Goldman Sachs a surclassé tous ses concurrents en 2025… >
Si l'an passé Lazard s'était imposé comme numéro un en France dans l'univers des fusions et acquisitions – selon les données fournies le 30 décembre par LSEG –, cette année c'est Goldman Sachs qui l'emporte haut la main avec 39 opérations réalisées dans l'Hexagone pour un montant cumulé de 73,5 milliards de dollars contre moins de 50 milliards en 2024. Il faut dire que la première place mondiale de la banque américaine avec un montant record de 1 475 milliards de dollars de fusions et acquisitions lui a fourni des munitions pour se montrer plus conquérante encore en Europe et en France.
La deuxième leçon de ce classement est le bond en avant de Rothschild & Co qui a vu le montant de ses opérations réalisées croître de 55 % par rapport à l'an passé.
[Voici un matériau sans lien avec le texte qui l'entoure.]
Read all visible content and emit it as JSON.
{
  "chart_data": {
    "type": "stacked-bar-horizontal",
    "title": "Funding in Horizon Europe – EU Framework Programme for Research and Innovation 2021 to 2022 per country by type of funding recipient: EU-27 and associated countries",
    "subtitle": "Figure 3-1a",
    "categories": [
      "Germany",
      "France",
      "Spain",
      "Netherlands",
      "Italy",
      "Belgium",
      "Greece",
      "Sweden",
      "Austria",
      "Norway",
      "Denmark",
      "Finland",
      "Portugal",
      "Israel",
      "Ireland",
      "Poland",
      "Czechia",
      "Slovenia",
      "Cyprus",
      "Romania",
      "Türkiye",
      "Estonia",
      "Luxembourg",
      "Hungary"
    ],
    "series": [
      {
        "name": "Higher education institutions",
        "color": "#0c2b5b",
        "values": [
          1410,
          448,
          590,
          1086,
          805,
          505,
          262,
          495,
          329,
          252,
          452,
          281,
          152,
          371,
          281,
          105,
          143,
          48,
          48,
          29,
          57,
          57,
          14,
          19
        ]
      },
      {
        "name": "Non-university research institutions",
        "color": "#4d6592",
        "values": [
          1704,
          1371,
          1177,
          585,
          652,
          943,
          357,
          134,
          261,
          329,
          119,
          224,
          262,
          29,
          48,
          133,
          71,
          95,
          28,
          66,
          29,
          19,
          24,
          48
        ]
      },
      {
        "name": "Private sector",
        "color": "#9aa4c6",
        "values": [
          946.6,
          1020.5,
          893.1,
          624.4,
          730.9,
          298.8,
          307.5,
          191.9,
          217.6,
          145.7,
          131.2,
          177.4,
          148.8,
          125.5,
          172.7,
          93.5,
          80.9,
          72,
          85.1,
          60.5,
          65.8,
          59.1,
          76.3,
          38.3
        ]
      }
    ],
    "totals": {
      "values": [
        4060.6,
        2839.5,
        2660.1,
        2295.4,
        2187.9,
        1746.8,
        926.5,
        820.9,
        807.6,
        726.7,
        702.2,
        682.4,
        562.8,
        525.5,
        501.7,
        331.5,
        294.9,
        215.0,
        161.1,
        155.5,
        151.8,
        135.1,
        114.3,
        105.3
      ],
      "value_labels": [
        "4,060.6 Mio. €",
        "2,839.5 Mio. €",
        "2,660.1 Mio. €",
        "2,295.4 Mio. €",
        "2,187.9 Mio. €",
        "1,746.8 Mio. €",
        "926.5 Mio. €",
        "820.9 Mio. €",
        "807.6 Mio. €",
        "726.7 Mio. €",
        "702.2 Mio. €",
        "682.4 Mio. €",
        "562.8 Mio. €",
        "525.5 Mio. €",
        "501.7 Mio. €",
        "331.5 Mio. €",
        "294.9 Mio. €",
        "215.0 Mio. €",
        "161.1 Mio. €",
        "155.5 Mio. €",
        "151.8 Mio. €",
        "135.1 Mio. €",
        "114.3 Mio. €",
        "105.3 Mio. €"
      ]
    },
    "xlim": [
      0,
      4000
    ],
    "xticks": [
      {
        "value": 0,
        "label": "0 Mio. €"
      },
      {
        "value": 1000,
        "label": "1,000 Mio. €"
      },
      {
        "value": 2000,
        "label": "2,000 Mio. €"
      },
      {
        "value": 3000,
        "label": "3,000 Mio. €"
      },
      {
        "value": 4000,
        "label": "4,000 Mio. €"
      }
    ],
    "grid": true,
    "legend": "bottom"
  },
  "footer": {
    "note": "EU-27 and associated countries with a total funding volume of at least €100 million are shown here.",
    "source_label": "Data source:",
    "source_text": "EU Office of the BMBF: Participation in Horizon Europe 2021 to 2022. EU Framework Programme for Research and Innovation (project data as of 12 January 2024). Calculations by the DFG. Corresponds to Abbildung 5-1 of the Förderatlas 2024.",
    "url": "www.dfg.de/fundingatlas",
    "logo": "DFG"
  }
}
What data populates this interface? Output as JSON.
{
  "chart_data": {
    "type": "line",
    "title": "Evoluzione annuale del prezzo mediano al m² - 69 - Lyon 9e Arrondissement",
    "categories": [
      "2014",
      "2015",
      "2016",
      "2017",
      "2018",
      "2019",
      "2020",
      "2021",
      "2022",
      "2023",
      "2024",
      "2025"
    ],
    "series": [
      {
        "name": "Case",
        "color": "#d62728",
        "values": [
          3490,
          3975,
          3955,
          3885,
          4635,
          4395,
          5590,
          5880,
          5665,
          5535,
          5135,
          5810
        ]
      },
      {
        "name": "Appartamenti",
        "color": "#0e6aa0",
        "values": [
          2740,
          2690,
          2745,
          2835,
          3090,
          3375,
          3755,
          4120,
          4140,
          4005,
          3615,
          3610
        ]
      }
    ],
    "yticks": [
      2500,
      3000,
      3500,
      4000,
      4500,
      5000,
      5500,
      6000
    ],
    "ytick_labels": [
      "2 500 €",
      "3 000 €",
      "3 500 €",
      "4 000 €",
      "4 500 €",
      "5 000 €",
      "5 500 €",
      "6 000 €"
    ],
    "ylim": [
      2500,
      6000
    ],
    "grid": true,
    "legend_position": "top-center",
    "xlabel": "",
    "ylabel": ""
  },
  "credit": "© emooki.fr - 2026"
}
Si bien que la banque dirigée par Alexandre de Rothschild a surclassé Lazard aussi bien en France qu'en Europe et réalisé ainsi la troisième meilleure année de son histoire deux fois centenaire. Le fort de la banque de l'avenue de Messine reste le créneau du « small & mid cap » qui a été très difficile dans l'Hexagone l'an passé (lire ci-dessous).
À noter aussi la bonne place de Centerview qui est arrivée dans les dix premières maisons en France grâce notamment à sa forte présence aux côtés de L'Oréal qui a été très actif cette année en matière d'acquisitions (Kering Beauté et Galderma).
En revanche, Evercore n'a pas encore réussi ce même challenge en dépit du débauchage de banquiers dans d'autres maisons. Lazard figure tout de même en cinquième position en France devant Morgan Stanley et BNP Paribas, deux banques qui disposent de la puissance de leur bilan pour épauler les banquiers d'affaires. Lazard va continuer de dominer l'actualité des fusions et acquisitions en 2026 avec son mandat de conseil auprès de Patrick Drahi pour la vente des actifs d'Altice France dont l'opérateur téléphonique SFR.
Selon nos informations Centerview aurait également d'importantes opérations dans son pipeline. En revanche, les banques qui s'étaient positionnées sur les grands deals de private equity ont souf-fert en 2025.